Governmental Transparency

Brown Act – AB 2715 (Boerner) expands closed session limitations in the Brown Act to include general discussions of cybersecurity vulnerabilities.

Information Practices Act – AB 2723 (Irwin) and AB 518 (Wicks) both provide exemptions to the IPA, one for the Cradle to Career education database, the other for food stamp outreach.

Voting Rights – SB 1174 (min) prohibits any city or county in California from asking for ID at a voting station.

Reparations – AB 3089 (Jones-Sawyer) is a formal apology from the State of California for its participation in chattel slavery and segregation.

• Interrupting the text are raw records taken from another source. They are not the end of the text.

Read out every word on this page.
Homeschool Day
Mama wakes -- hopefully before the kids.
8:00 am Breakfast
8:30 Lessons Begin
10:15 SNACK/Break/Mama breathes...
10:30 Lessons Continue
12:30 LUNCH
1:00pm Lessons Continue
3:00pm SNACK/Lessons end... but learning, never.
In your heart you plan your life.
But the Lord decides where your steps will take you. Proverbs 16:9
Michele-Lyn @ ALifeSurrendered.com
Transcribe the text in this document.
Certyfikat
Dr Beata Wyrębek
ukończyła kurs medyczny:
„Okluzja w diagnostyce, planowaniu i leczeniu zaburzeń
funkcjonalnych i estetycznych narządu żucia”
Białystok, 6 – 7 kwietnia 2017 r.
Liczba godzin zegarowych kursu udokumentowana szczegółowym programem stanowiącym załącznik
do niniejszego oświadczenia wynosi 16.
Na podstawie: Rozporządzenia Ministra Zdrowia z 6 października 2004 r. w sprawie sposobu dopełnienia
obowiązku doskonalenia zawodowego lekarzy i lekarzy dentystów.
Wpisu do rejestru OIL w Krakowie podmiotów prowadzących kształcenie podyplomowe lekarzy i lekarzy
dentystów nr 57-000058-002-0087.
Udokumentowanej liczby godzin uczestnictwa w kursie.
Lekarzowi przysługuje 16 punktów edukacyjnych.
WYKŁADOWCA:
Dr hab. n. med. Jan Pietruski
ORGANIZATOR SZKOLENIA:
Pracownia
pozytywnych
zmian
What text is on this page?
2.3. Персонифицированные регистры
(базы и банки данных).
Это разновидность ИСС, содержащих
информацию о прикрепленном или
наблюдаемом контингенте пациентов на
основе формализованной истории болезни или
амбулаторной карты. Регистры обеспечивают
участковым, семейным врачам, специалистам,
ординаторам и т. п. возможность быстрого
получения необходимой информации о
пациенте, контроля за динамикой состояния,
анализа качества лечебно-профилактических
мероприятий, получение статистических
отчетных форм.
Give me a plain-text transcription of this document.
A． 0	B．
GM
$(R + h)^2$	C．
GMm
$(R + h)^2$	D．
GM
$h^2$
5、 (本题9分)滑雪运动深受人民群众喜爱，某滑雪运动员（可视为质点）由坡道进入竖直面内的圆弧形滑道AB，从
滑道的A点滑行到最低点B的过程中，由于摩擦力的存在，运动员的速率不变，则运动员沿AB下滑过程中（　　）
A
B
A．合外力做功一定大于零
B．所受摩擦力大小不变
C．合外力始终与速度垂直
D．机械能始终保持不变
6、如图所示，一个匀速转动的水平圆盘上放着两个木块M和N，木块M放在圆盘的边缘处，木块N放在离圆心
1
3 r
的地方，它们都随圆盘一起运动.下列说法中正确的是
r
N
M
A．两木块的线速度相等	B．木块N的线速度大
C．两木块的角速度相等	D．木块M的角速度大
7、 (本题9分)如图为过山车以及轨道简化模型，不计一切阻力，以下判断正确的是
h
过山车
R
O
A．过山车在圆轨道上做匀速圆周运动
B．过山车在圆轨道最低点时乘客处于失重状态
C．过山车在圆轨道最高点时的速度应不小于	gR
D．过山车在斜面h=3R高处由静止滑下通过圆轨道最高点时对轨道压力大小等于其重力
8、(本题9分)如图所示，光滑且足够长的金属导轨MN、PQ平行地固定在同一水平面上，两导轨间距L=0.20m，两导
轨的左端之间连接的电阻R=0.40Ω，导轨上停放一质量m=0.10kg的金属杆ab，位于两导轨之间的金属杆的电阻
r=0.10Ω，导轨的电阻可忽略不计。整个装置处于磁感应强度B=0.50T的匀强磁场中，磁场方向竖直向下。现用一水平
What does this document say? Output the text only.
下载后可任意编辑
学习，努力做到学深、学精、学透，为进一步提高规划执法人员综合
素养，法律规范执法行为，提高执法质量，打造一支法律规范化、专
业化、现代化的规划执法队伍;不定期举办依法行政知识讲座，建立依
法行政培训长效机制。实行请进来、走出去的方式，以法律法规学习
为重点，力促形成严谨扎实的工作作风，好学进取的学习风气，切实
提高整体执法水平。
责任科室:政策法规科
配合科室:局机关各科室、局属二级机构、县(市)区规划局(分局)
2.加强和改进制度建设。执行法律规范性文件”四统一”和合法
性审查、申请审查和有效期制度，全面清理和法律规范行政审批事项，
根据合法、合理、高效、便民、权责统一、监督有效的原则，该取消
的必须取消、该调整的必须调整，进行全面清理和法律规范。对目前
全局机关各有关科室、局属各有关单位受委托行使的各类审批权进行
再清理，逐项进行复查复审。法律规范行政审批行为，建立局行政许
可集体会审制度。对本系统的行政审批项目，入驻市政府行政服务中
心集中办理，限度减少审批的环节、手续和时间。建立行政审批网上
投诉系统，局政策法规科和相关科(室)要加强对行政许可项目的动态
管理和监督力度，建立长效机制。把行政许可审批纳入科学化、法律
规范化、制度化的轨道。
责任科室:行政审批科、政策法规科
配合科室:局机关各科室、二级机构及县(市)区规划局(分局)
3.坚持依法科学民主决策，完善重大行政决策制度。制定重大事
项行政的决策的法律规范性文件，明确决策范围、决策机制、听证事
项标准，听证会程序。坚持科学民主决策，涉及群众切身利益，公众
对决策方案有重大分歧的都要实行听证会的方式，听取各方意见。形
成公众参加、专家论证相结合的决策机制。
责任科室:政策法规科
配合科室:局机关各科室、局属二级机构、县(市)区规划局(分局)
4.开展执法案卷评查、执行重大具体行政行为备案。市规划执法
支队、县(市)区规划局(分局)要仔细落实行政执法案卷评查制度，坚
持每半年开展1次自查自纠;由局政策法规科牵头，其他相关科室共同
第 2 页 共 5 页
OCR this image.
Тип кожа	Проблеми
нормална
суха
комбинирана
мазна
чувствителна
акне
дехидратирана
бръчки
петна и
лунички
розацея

Other proposals that did not advance included anti-racism audits for state agencies (Jackson), making specific information about a former prisoners early release credits available as a public record (Dixon, Low), a statewide registry for evictions and rent increases (Wahab), an automatic court date reminder notification system (Bryan), making developers who use public funds subject to CA Public Records Act (Quirk-Silva), a requirement to make public records requesters state the reason for their request (Pachecho), open up adoptee birth certificates upon request (Eggman), make EDD data available for credit inquiries for low-income people (Low), provide free mailboxes for homeless Californians at state social services agencies (Durazo), let all governmental advisory bodies meet permanently by teleconference (Pachecho), process draft registration at the DMV (Archuleta), update the definition of personal information in the IPA (Patterson), create a state homelessness coordinator position (Jones_Sawyer), and expand media access to state prisons (Skinner).